Caring for a feral cat colony is a noble deed, but it takes a bit more work than simply putting out food and water. If you're looking after one or more feral cats, you might want to consider bringing them to the vet for these surgical services. Each can help to prolong the cat's life and make them more comfortable as they live out their years on the streets. 


This is the most common surgical procedure that feral cats undergo courtesy of their caregivers. Spaying or neutering a feral cat can help them to avoid unwanted pregnancies, unnecessary fights, and potentially lethal injuries. In addition, spaying and neutering eliminate the possibility of uterine cancer and testicular cancer, respectively. This means that a feral kitty can potentially live for many more years than they otherwise would have without this procedure.

A clinic that provides veterinary surgical services can spay or neuter feral cats.

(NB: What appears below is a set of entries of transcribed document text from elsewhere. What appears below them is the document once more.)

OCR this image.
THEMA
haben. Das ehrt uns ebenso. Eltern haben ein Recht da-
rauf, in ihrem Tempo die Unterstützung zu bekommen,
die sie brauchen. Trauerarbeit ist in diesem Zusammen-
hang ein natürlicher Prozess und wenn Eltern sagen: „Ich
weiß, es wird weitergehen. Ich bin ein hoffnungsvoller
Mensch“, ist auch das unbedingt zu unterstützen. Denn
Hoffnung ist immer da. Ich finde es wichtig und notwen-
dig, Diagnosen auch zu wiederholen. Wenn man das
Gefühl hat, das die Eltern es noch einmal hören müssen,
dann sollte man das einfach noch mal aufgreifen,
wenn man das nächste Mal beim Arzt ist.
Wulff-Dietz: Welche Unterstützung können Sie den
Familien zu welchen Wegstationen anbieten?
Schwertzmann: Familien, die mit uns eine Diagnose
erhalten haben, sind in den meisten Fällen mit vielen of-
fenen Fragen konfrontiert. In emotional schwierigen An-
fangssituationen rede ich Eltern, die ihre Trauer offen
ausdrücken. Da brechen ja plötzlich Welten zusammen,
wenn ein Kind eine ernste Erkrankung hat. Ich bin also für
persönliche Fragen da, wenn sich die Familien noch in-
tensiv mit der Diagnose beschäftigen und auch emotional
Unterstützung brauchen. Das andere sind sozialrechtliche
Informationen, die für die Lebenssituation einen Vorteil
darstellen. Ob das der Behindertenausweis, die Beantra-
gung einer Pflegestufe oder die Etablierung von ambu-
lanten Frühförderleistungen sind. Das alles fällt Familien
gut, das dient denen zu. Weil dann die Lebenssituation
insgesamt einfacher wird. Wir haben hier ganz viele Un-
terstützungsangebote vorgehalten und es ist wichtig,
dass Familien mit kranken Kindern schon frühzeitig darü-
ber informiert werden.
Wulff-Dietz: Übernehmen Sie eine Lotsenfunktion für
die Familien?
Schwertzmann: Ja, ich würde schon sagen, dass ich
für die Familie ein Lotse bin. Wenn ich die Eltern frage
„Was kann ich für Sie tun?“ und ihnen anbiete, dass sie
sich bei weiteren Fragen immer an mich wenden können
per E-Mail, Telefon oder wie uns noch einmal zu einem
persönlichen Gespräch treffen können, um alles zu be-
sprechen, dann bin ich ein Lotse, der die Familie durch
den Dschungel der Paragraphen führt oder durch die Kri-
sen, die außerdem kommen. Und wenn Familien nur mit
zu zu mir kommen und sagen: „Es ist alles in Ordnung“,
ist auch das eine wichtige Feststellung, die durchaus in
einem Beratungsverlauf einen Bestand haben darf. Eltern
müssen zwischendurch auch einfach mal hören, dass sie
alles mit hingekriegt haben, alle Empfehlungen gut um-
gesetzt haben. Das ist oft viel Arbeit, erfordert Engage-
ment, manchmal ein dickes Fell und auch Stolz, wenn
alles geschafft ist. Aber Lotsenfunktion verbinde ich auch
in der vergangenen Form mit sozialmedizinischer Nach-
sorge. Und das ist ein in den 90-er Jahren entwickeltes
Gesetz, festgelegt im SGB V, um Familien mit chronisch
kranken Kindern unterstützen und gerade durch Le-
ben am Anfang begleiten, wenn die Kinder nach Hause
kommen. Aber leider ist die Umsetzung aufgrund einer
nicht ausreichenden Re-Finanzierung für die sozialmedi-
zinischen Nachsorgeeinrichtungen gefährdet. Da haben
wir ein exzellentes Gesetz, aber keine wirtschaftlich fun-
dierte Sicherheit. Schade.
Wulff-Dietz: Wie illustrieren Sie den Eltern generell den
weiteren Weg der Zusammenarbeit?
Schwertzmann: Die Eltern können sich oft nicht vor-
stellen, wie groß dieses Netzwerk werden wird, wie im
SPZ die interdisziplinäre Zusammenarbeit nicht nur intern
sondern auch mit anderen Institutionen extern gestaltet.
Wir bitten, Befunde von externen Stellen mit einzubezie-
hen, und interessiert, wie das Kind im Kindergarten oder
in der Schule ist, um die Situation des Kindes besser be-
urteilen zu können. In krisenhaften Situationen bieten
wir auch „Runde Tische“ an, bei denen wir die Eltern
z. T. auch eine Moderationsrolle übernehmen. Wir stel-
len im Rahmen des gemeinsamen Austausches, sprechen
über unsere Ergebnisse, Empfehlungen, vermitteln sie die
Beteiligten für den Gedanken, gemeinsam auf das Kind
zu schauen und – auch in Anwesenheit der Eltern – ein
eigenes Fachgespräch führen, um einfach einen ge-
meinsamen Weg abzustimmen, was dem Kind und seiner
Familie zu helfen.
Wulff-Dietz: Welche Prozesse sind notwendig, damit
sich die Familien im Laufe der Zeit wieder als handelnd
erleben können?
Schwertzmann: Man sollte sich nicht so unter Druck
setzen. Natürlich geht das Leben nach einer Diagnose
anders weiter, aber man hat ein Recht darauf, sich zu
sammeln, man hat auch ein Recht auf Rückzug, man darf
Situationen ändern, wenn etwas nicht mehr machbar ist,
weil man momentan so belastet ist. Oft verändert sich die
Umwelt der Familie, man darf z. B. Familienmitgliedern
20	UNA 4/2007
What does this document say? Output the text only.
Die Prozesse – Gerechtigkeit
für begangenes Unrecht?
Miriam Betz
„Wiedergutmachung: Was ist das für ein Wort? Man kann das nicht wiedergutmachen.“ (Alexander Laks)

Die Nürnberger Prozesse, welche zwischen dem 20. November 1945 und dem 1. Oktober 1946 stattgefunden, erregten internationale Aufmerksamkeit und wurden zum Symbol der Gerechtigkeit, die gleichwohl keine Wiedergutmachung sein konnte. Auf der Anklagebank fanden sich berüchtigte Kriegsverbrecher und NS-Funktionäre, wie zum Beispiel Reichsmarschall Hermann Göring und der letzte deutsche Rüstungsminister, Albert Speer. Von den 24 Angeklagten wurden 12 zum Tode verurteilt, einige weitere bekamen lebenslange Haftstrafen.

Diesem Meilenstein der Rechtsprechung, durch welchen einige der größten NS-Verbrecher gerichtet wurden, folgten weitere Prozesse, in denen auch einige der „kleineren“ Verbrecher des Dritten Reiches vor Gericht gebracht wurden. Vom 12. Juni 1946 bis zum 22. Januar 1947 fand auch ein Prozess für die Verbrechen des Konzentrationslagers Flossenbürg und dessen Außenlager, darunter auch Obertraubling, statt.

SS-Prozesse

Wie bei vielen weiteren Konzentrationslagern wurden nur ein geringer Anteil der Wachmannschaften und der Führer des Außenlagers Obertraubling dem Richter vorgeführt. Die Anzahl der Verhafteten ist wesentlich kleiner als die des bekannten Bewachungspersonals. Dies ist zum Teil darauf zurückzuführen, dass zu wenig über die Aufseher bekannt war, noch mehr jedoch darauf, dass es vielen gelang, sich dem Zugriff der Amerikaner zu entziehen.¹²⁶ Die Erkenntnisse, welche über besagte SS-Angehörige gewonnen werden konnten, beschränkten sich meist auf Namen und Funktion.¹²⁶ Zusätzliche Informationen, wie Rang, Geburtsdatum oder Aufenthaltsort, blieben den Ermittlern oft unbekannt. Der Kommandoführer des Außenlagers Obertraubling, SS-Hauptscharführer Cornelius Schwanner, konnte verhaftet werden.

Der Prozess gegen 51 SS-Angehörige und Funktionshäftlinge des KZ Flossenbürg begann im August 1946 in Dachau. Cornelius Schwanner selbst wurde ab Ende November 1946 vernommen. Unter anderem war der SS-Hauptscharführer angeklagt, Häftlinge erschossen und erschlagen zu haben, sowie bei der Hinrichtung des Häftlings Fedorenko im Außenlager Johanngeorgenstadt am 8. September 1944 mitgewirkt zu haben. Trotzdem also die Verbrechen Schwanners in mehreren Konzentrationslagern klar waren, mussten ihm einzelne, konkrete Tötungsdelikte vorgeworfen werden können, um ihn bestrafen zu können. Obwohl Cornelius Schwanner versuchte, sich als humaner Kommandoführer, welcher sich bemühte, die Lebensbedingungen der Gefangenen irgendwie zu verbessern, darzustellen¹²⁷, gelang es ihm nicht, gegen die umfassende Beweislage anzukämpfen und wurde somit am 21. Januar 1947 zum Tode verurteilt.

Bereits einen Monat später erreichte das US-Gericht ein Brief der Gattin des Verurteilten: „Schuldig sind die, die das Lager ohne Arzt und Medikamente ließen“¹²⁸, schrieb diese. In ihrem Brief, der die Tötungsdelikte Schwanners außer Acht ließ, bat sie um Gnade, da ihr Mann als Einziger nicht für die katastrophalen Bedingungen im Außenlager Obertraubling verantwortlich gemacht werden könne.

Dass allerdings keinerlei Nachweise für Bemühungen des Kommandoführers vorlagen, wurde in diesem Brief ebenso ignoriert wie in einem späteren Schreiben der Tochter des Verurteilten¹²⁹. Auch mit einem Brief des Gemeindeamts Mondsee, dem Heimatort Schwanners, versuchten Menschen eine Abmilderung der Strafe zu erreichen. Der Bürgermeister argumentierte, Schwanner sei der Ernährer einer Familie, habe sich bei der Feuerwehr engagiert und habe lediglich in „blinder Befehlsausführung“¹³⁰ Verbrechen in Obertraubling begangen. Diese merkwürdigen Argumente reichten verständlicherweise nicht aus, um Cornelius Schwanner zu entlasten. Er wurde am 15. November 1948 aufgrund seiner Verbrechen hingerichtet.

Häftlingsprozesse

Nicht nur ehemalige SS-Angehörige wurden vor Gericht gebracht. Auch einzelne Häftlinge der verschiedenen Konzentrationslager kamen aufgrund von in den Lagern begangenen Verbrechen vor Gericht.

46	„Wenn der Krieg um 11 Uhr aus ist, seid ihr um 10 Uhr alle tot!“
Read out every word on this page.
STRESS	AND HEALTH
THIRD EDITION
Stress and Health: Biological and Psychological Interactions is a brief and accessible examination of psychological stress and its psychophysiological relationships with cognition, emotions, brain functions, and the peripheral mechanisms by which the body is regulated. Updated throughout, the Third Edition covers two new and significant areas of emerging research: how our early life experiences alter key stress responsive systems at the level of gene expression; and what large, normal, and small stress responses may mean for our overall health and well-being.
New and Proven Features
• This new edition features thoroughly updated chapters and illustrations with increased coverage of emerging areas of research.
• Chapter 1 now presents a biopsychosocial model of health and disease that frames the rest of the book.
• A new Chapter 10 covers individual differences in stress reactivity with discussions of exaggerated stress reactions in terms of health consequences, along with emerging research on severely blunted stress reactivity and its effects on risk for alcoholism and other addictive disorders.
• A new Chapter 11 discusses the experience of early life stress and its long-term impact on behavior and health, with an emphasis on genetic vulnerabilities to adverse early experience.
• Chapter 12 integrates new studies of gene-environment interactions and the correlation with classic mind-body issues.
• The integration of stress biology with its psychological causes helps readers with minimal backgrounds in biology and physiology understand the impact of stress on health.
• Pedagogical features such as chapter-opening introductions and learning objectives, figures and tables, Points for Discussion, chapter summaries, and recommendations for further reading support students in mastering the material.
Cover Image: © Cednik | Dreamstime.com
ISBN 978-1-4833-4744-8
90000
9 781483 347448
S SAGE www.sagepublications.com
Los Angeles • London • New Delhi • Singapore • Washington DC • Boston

Another procedure that some caregivers choose for their feral cats is eartipping. Eartipping is a simple surgical procedure where a small cut is made in the ear while the cat is unconscious, usually during their spaying or neutering procedure.

Eartipping isn't done for an aesthetic reason, but rather as a signal to other potential caregivers and veterinarians. Sometimes, cats are caught and brought to a vet more than once for medical care and in an attempt to spay or neuter them. This is unnecessary and can put unwanted strain on the cat.

Eartipping is only performed after a cat has been spayed or neutered. It indicates to potential caregivers and vets that the cat has already been sterilized and doesn't need to be brought in to prevent unwanted breeding.


Lastly, consider having the vet take a look at your feral kitty's teeth while they're under anesthesia for one of the above conditions. Cats in the wild often have seriously poor oral health. Without care, severely decaying teeth or gum disease can potentially trigger severe infections that can become lethal. Sadly, most feral cats will hide once they reach a point of severe pain, so helping them at this point could be fruitless.

Even if the cat doesn't reach that point of infection, if their teeth are badly decaying, there could be enough pain that it makes it very difficult for them to eat. This could lead to a long, miserable decline in health and eventually death. By ensuring that their teeth are as healthy as possible and any bad ones are extracted, you can stop this process and give them many more years of comfort and health.